The economics of brushing teeth

In academia, popular economics on June 6, 2009 at 12:40 pm

In The Economics of Brushing Teeth by Alan S. Blinder (1974), the author argues that economists have ignored a certain class of activities in the theory of human capital, such as brushing teeth. He says that the analysis can also be applied to equally important problems as “combing hair, washing hands, and cutting fingernails” (pg. 887).

Following from the human capital theory, each individual does whatever amount of toothbrushing to maximize his income (pg. 888). Blinder tells us that the “mother-told-me-so” explanation of toothbrushing rests on the fact that “offspring behave as if they maximize their income” since “the mother’s decisions are governed by income maximization for the child”.
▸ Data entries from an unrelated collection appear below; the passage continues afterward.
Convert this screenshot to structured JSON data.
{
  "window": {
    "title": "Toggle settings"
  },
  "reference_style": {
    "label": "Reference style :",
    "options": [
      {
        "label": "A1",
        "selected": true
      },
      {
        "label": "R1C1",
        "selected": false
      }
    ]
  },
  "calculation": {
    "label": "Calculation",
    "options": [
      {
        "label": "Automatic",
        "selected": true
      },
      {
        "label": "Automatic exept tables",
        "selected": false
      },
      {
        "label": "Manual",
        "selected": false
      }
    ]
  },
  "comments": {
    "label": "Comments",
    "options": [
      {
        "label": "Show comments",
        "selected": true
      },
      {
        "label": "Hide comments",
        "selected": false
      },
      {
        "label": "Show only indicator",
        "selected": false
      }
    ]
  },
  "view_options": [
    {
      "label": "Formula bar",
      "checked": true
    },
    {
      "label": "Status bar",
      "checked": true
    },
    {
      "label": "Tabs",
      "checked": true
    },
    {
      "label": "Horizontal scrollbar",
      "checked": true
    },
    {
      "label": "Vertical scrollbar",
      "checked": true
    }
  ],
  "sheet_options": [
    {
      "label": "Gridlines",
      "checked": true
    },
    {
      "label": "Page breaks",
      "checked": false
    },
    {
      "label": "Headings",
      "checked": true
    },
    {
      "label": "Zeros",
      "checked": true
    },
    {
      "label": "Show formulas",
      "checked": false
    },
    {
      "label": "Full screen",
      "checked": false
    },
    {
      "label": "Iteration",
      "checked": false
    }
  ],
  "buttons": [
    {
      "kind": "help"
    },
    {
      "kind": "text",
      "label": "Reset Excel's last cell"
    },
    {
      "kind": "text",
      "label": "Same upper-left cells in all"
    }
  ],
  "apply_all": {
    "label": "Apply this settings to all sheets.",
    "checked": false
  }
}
The author then presents a theoretical model of toothbrushing by showing a wage maximization equation which involves the time spent brushing teeth as an independent variable:

Y=w(J,B)(T-B)+P, where Y=income, w=wage rate, J=index of job, B=time spent brushing teeth, T=time period available for working, and P=exogenously determined amount of unearned income.

Blinder puts the model into an empirical test and came up with a regression model for his data.

However, I must critique the article for relying on the value of the R-squared (i.e. “.79”) in concluding that the data confirm the prediction of the theoretical model. It is not, and never will be, the holy grail of econometrics.